Like, fuck off if you think Castiel is the same as that. “Who I was, what I did, is not who I am.” he says outright to Bartholomew. This whole season was a lesson in Castiel’s development into a person who would kill Godstiel rather than endanger humanity/angels if he had the chance to do it over again, because he cares that much about that—which cooperates way, way better with his established characterization in every season, as I’m sure Carver knows. This whole season was a lesson in “sorry for everything in S6-S7” over and over and over again.

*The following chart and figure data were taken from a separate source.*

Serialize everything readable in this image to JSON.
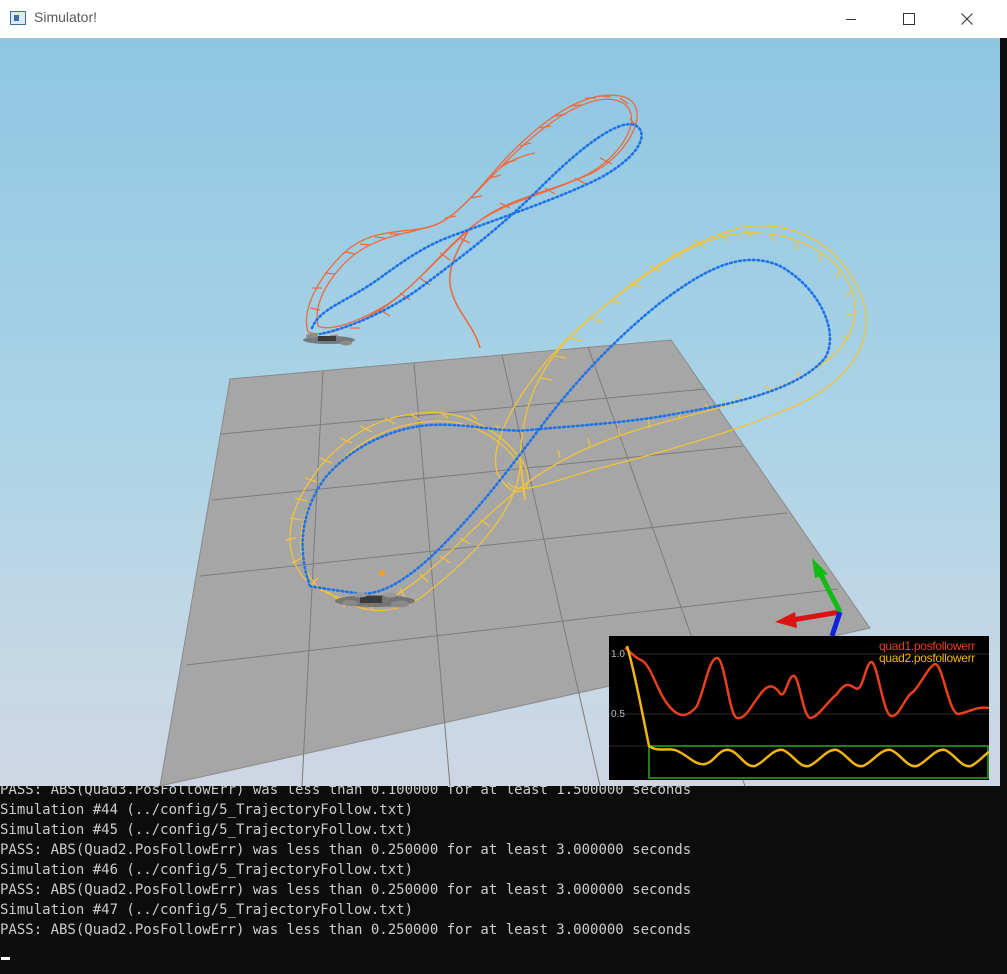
{
  "window": {
    "title": "Simulator!",
    "icon": "app-window-icon",
    "controls": [
      "minimize-icon",
      "maximize-icon",
      "close-icon"
    ]
  },
  "plot": {
    "legend": [
      "quad1.posfollowerr",
      "quad2.posfollowerr"
    ],
    "ticks": [
      "1.0",
      "0.5"
    ],
    "colors": {
      "quad1": "#e8401c",
      "quad2": "#f0b414",
      "threshold_box": "#22aa22"
    }
  },
  "scene": {
    "colors": {
      "ground": "#a3a3a3",
      "trajectory_dots": "#1f73e8",
      "quad1_trail": "#ee6a3c",
      "quad2_trail": "#f2c33a"
    }
  },
  "terminal": {
    "lines": [
      "PASS: ABS(Quad3.PosFollowErr) was less than 0.100000 for at least 1.500000 seconds",
      "Simulation #44 (../config/5_TrajectoryFollow.txt)",
      "Simulation #45 (../config/5_TrajectoryFollow.txt)",
      "PASS: ABS(Quad2.PosFollowErr) was less than 0.250000 for at least 3.000000 seconds",
      "Simulation #46 (../config/5_TrajectoryFollow.txt)",
      "PASS: ABS(Quad2.PosFollowErr) was less than 0.250000 for at least 3.000000 seconds",
      "Simulation #47 (../config/5_TrajectoryFollow.txt)",
      "PASS: ABS(Quad2.PosFollowErr) was less than 0.250000 for at least 3.000000 seconds"
    ]
  }
}
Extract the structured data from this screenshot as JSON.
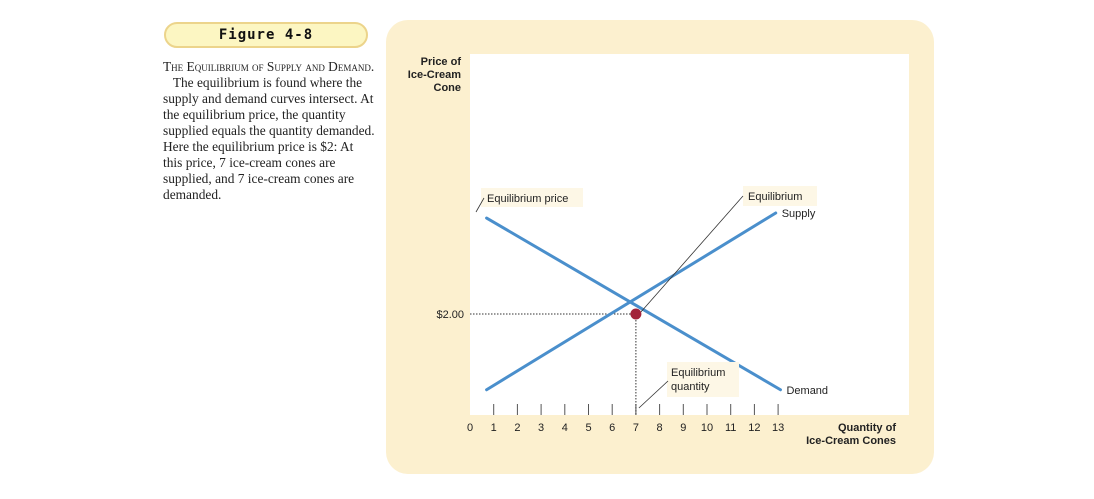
{
  "figure": {
    "label": "Figure 4-8",
    "caption_title_1": "The Equilibrium of Supply",
    "caption_title_2": "and Demand.",
    "caption_body_1": "The equilibrium",
    "caption_body_2": "is found where the supply and demand curves intersect. At the equilibrium price, the quantity supplied equals the quantity demanded. Here the equilibrium price is $2: At this price, 7 ice-cream cones are supplied, and 7 ice-cream cones are demanded."
  },
  "chart_data": {
    "type": "line",
    "ylabel": [
      "Price of",
      "Ice-Cream",
      "Cone"
    ],
    "xlabel": [
      "Quantity of",
      "Ice-Cream Cones"
    ],
    "xlim": [
      0,
      13
    ],
    "x_ticks": [
      0,
      1,
      2,
      3,
      4,
      5,
      6,
      7,
      8,
      9,
      10,
      11,
      12,
      13
    ],
    "x_tick_labels": [
      "0",
      "1",
      "2",
      "3",
      "4",
      "5",
      "6",
      "7",
      "8",
      "9",
      "10",
      "11",
      "12",
      "13"
    ],
    "y_tick_values": [
      2.0
    ],
    "y_tick_labels": [
      "$2.00"
    ],
    "grid": false,
    "series": [
      {
        "name": "Supply",
        "color": "#4a8fcc",
        "x": [
          0.7,
          12.9
        ],
        "y": [
          0.5,
          4.0
        ]
      },
      {
        "name": "Demand",
        "color": "#4a8fcc",
        "x": [
          0.7,
          13.1
        ],
        "y": [
          3.9,
          0.5
        ]
      }
    ],
    "equilibrium": {
      "x": 7,
      "y": 2.0,
      "color": "#a3233a"
    },
    "annotations": {
      "equilibrium_price": "Equilibrium price",
      "equilibrium": "Equilibrium",
      "equilibrium_quantity": [
        "Equilibrium",
        "quantity"
      ]
    }
  },
  "colors": {
    "panel": "#fcf0cf",
    "badge_fill": "#fcf6c2",
    "badge_border": "#ecd48b",
    "curve": "#4a8fcc",
    "point": "#a3233a"
  }
}
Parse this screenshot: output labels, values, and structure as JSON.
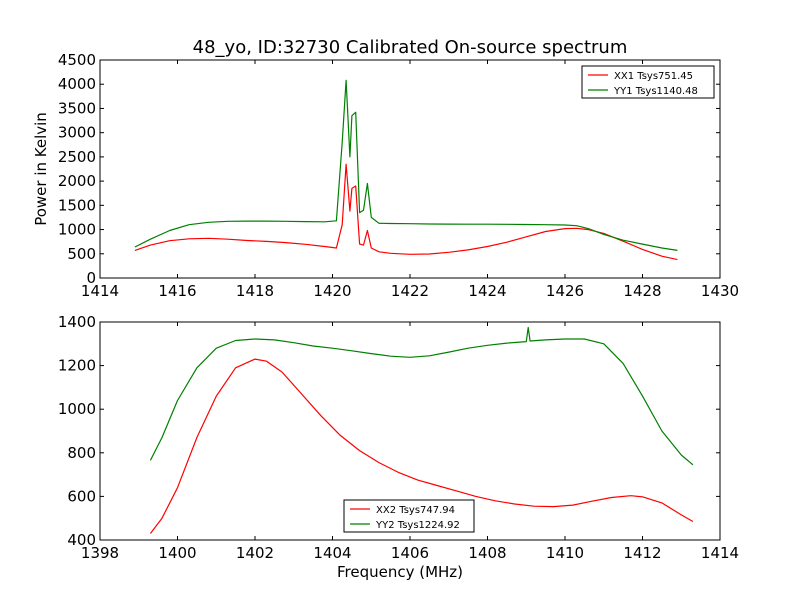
{
  "chart_data": [
    {
      "type": "line",
      "title": "48_yo, ID:32730 Calibrated On-source spectrum",
      "xlabel": "",
      "ylabel": "Power in Kelvin",
      "xlim": [
        1414,
        1430
      ],
      "ylim": [
        0,
        4500
      ],
      "xticks": [
        1414,
        1416,
        1418,
        1420,
        1422,
        1424,
        1426,
        1428,
        1430
      ],
      "yticks": [
        0,
        500,
        1000,
        1500,
        2000,
        2500,
        3000,
        3500,
        4000,
        4500
      ],
      "legend": {
        "position": "top-right"
      },
      "series": [
        {
          "name": "XX1 Tsys751.45",
          "color": "#ff0000",
          "x": [
            1414.9,
            1415.3,
            1415.8,
            1416.3,
            1416.8,
            1417.3,
            1417.8,
            1418.3,
            1418.8,
            1419.3,
            1419.8,
            1420.1,
            1420.25,
            1420.35,
            1420.45,
            1420.5,
            1420.6,
            1420.7,
            1420.8,
            1420.9,
            1421.0,
            1421.2,
            1421.5,
            1422.0,
            1422.5,
            1423.0,
            1423.5,
            1424.0,
            1424.5,
            1425.0,
            1425.5,
            1426.0,
            1426.3,
            1426.6,
            1427.0,
            1427.5,
            1428.0,
            1428.5,
            1428.9
          ],
          "y": [
            570,
            680,
            770,
            810,
            820,
            800,
            775,
            755,
            730,
            695,
            650,
            620,
            1100,
            2350,
            1380,
            1850,
            1900,
            700,
            680,
            980,
            620,
            540,
            510,
            490,
            495,
            530,
            580,
            650,
            740,
            850,
            960,
            1020,
            1025,
            1000,
            920,
            760,
            590,
            450,
            380
          ]
        },
        {
          "name": "YY1 Tsys1140.48",
          "color": "#008000",
          "x": [
            1414.9,
            1415.3,
            1415.8,
            1416.3,
            1416.8,
            1417.3,
            1417.8,
            1418.3,
            1418.8,
            1419.3,
            1419.8,
            1420.1,
            1420.25,
            1420.35,
            1420.45,
            1420.5,
            1420.6,
            1420.7,
            1420.8,
            1420.9,
            1421.0,
            1421.2,
            1421.5,
            1422.0,
            1422.5,
            1423.0,
            1423.5,
            1424.0,
            1424.5,
            1425.0,
            1425.5,
            1426.0,
            1426.3,
            1426.6,
            1427.0,
            1427.5,
            1428.0,
            1428.5,
            1428.9
          ],
          "y": [
            640,
            800,
            980,
            1100,
            1150,
            1170,
            1175,
            1175,
            1170,
            1165,
            1160,
            1180,
            2800,
            4080,
            2500,
            3350,
            3420,
            1350,
            1400,
            1950,
            1250,
            1130,
            1125,
            1120,
            1115,
            1112,
            1110,
            1110,
            1108,
            1105,
            1100,
            1095,
            1080,
            1020,
            900,
            780,
            700,
            620,
            570
          ]
        }
      ]
    },
    {
      "type": "line",
      "title": "",
      "xlabel": "Frequency (MHz)",
      "ylabel": "",
      "xlim": [
        1398,
        1414
      ],
      "ylim": [
        400,
        1400
      ],
      "xticks": [
        1398,
        1400,
        1402,
        1404,
        1406,
        1408,
        1410,
        1412,
        1414
      ],
      "yticks": [
        400,
        600,
        800,
        1000,
        1200,
        1400
      ],
      "legend": {
        "position": "bottom-center"
      },
      "series": [
        {
          "name": "XX2 Tsys747.94",
          "color": "#ff0000",
          "x": [
            1399.3,
            1399.6,
            1400.0,
            1400.5,
            1401.0,
            1401.5,
            1402.0,
            1402.3,
            1402.7,
            1403.2,
            1403.7,
            1404.2,
            1404.7,
            1405.2,
            1405.7,
            1406.2,
            1406.7,
            1407.2,
            1407.7,
            1408.2,
            1408.7,
            1409.2,
            1409.7,
            1410.2,
            1410.7,
            1411.2,
            1411.7,
            1412.0,
            1412.5,
            1413.0,
            1413.3
          ],
          "y": [
            430,
            500,
            640,
            870,
            1060,
            1190,
            1230,
            1220,
            1170,
            1070,
            970,
            880,
            810,
            755,
            710,
            675,
            650,
            625,
            600,
            580,
            565,
            555,
            553,
            560,
            578,
            595,
            603,
            598,
            570,
            515,
            485
          ]
        },
        {
          "name": "YY2 Tsys1224.92",
          "color": "#008000",
          "x": [
            1399.3,
            1399.6,
            1400.0,
            1400.5,
            1401.0,
            1401.5,
            1402.0,
            1402.5,
            1403.0,
            1403.5,
            1404.0,
            1404.5,
            1405.0,
            1405.5,
            1406.0,
            1406.5,
            1407.0,
            1407.5,
            1408.0,
            1408.5,
            1409.0,
            1409.05,
            1409.1,
            1409.5,
            1410.0,
            1410.5,
            1411.0,
            1411.5,
            1412.0,
            1412.5,
            1413.0,
            1413.3
          ],
          "y": [
            765,
            870,
            1040,
            1190,
            1280,
            1315,
            1322,
            1318,
            1305,
            1290,
            1280,
            1268,
            1255,
            1243,
            1238,
            1245,
            1262,
            1280,
            1293,
            1303,
            1310,
            1375,
            1313,
            1318,
            1322,
            1322,
            1300,
            1210,
            1060,
            900,
            790,
            745
          ]
        }
      ]
    }
  ]
}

Also the last part, THE LAST PART, I’m GOING TO HAVE TO RING THE BULLSHIT ALARM ON THAT. I COUNTED. CASTIEL EXPRESSED REMORSE IN VARIOUS WAYS INCLUDING AT LEAST FIVE OUTRIGHT VERBATIM ‘I’M SORRY’S NINE FUCKING TIMES BEFORE THE END OF S7 ALONE. “He never apologized for either.” BULLSHIT. BULLSHIT. BULLSHIT. BULLSHIT. BULLSHIT. BULLSHIT. NINE FUCKING TIMES IN THOSE TWO SEASONS ALONE, BEFORE, DURING, AND AFTER. He’s apologized to Dean, and Sam, multiple times, and probably angels? Yeah, I think angels too, but please correct me if I’m wrong (though honestly the angels are the ones he owes the least to: killing them in S7 was genocide to PREVENT genocide, and they have abused/tortured him literally since at least Lucifer’s departure—he killed them to survive exerting choice long enough to protect humanity?).